I believe that all learning is the discovery of something new. The experience of discovery, the moment when something new is discovered—to find a plant that I have been seeking for a long time, to come across a book I have never seen before, or any other discovery, whether about the world or about myself—is one of the most powerful and moving experiences there is.

Yaacov Hecht

The challenge is to bring that sense of discovery into the classroom. Vijay always urged us to take the students out of the classroom and we have a camp program, and an Outdoor Education Program, which does this. My wish has been to bring the learning which happens on “Outward Bound” courses into my classroom experience. To facilitate that natural learning which flows from doing something and receiving an immediate response or consequence, which results in a discovery.

Drama has been used effectively to help students realize truths about themselves. I believe Michael Funder helped students write scripts using characters like themselves so that in playing themselves they had to experience some sort of reality check. With a group of boys I did the play “Twelve Angry Men” and cast them according to character traits I wanted them to look at. I am told they still talk about it.

For every child I think there is the possibility of finding a trigger that will change, redirect or motivate them. Here in this school we have teachers with a variety of skills and it is important for you to contribute in a way that is right for you.

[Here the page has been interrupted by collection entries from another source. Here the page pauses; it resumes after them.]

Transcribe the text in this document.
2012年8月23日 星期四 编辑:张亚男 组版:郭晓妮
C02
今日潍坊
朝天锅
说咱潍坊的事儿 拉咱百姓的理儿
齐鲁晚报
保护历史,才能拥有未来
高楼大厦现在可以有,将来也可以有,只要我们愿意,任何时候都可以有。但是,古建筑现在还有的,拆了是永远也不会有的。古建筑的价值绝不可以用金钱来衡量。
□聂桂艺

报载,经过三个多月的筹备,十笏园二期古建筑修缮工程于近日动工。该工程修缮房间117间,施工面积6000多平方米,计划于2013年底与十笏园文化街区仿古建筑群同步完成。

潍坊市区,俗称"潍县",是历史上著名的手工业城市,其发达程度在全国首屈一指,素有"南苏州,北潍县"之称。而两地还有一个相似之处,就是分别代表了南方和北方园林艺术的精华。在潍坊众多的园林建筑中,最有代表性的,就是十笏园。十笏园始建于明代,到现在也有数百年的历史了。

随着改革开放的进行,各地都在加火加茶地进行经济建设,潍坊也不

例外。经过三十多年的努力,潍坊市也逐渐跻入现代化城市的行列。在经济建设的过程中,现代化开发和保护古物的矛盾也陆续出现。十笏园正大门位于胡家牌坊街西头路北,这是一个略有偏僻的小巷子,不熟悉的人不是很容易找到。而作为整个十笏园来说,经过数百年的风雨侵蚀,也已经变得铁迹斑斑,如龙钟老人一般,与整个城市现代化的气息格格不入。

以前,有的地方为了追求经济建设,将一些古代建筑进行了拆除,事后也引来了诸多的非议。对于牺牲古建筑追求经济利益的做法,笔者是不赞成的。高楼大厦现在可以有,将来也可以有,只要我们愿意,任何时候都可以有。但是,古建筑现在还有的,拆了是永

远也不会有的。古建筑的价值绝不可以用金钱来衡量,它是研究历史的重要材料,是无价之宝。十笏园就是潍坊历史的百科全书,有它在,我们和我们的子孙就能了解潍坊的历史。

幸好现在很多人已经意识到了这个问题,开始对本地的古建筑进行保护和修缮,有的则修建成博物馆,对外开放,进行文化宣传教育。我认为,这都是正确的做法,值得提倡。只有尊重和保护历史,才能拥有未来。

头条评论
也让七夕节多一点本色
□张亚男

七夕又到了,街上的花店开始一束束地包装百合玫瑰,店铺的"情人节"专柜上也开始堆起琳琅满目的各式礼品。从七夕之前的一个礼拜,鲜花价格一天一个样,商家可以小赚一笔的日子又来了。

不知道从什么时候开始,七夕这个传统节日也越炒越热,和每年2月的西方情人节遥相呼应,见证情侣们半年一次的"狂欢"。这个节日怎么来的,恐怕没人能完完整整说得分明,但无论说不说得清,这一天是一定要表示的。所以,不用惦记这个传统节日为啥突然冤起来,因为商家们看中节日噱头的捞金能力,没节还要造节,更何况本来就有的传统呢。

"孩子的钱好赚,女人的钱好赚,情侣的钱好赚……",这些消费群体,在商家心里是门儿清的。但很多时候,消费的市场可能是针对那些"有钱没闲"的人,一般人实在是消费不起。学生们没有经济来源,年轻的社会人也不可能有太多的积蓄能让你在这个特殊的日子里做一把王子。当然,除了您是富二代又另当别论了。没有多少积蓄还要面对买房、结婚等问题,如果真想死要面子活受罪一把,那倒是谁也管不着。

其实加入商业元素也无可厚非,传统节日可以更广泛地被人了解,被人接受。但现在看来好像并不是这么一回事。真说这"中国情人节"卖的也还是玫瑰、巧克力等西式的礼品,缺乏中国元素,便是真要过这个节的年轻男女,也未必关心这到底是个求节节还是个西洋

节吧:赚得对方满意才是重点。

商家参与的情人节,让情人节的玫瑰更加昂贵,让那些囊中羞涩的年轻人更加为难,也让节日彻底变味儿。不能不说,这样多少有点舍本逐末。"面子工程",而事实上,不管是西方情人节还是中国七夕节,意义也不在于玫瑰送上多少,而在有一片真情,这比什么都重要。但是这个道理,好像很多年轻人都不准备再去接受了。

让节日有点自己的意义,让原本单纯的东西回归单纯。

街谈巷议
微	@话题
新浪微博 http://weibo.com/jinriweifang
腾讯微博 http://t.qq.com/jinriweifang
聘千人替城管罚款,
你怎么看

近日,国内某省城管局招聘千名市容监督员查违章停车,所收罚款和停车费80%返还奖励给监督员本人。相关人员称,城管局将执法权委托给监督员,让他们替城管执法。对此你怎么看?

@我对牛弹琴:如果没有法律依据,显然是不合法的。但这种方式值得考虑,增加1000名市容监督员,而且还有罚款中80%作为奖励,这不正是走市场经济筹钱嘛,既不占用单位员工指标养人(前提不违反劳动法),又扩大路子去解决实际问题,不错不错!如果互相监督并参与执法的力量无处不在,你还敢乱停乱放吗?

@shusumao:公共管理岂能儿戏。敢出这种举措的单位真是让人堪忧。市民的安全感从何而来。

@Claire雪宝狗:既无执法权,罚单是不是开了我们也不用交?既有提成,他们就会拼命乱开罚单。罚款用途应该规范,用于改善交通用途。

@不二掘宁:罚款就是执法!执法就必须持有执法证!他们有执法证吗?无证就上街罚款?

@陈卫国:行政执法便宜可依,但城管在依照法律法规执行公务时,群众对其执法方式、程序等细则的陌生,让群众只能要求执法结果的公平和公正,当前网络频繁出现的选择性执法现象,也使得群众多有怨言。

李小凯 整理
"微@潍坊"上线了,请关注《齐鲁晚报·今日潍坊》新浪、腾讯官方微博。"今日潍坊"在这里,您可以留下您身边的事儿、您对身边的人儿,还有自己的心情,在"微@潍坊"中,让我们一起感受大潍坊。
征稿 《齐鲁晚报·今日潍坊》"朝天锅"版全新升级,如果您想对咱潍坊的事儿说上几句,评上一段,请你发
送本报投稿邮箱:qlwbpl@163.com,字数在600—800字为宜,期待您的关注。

What I would like is for you to pool these skills and work in groups to see if you can come up with a plan of action for two students which might redirect their energies in a more positive way. I think that just the act of focusing on them, as I have suggested, will help them, but I am sure we can go further than that.

About the Author

Neil Rasmussen

Neil Rasmussen spent over 20 years as The School of Total Education’s senior Art and Drama teacher and made an outstanding contribution to the life of the School and its students. He directed over 40 plays and musicals with secondary students. After retiring from full-time teaching, Neil has continued at the School as a part-time Senior Art teacher.

This article was published in SOTE News for Term 1, 2012. (Published on web site: May 2012).